In the last post, it was explained how to collect tweets from a specific Twitter account utilising Twitter’s search API. However, in this guide, the purpose is to learn how to collect tweets that contain specific keywords with R using the Twitter streaming API. Again this is relatively simple providing that the code used is inputed and executed correctly.
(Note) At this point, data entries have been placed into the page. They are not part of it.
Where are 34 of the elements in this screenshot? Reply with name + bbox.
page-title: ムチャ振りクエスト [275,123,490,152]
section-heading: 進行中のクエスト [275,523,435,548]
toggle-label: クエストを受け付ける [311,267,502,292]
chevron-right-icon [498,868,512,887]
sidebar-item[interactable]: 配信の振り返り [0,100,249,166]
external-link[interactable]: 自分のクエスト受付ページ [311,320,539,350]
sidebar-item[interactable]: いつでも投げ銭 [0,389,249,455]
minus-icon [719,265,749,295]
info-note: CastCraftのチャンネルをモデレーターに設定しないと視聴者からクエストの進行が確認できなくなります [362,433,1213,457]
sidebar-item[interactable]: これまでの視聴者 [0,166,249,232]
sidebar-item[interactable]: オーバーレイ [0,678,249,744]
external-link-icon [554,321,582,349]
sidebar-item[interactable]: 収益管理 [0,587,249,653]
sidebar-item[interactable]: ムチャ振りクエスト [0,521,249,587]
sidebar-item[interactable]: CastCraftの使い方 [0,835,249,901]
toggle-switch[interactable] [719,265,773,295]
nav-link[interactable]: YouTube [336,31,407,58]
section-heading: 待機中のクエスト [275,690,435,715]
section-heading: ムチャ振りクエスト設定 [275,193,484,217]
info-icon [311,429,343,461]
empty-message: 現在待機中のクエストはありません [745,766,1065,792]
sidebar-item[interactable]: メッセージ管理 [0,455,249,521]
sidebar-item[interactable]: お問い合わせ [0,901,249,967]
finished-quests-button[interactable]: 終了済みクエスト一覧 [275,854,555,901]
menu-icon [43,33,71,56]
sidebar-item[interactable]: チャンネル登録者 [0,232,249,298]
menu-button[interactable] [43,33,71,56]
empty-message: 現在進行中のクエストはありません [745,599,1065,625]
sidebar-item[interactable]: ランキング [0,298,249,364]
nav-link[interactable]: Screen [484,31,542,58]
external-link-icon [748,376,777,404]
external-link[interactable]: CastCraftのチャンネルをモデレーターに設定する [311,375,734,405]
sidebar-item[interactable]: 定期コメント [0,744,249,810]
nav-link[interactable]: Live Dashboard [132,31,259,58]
Though, there are some differences to the previous guide since additional packages are required because the data is being gathered in near real-time.

First of all, if you have not done so already, you will need to create a Twitter developer application:

  • Go to https://dev.twitter.com/ and click “My Apps”.
  • Log in with your Twitter credentials.
  • Click on the “New App” icon and fill out the details (the name of the App needs to be unique).
  • Agree to the Twitter development agreement and click submit.

Once this has been done it is time to setup the Twitter collection stream (I am using RStudio on an iMac but the code should also work for windows machines).

  • Open R, or RStudio.
  • Create a new R Script.
  • Set your working directory.
setwd("~/Folder/SubFolder") #change to your folder destination

Next, you will need to install several packages which are required for collecting near real-time tweets and load them into the workspace.

install.packages( "RCurl","streamR", "ROAuth", "RJSONIO" )
library(RCurl)
library(streamR) 
library(ROAuth)
library(RJSONIO)
library(stringr)

Following this you will need to authenticate the connection with the Twitter streaming API, this is different from the Twitter search API which was used in the previous guide using the twitteR package. Use the code below and add your Consumer Key and Consumer Secret codes from the Twitter application you made earlier. Important:  When you run the code your web browser will open and you will have to click the authorise button, then paste the presented authorisation pin into R and press enter so to establish the connection.

token <- "https://api.twitter.com/oauth/request_token"
access <- "https://api.twitter.com/oauth/access_token"
authorize <- "https://api.twitter.com/oauth/authorize"
consumerkey <- "Paste-Consumer-Key" #retrieve this from dev.twitter.com under keys and tokens
consumersecret <- "Paste-Consumer-Secret" #retrieve this from dev.twitter.com under keys and tokens
oauth <- OAuthFactory$new(consumerKey = consumerkey,
                          consumerSecret = consumersecret,
                          requestURL = token,
                          accessURL = access,
                          authURL = authorize)

oauth$handshake(cainfo = system.file("CurlSSL", "cacert.pem", package = "RCurl") )

You should now have successfully connected to Twitter’s streaming API. To make life easier I recommend saving these details so you do not have to keep re-entering them in the future. You do this by inputting the following code.

save(oauth, file = "oauth.Rdata")

Now let’s begin collecting tweets with streamR. Go ahead and create a new R script, we will load the saved “oauth” file exactly as you would if starting a new session. For this example, I will be collecting tweets pertaining to “Brexit” from across the world.

library(streamR)
load("oauth.Rdata")
filterStream(file.name = "brexit_tweets.json", #this saves tweets into a .json file
             track = c("Brexit", "Article 50"), #collects tweets that include these keywords
             language = "en", #collect tweets in a specific language
             timeout = 10800, #number is in seconds (3 hours)
             oauth = oauth) #uses the "oauth" file as your accreditation

brexit_tweets.df <- parseTweets("brexit_tweets.json", simplify = FALSE) #creates data frame of tweets

That’s it, by following this guide you should have successfully collected near real-time tweets by searching for particular keywords. The code has been checked and is in working order, so let me know if it does not work for you.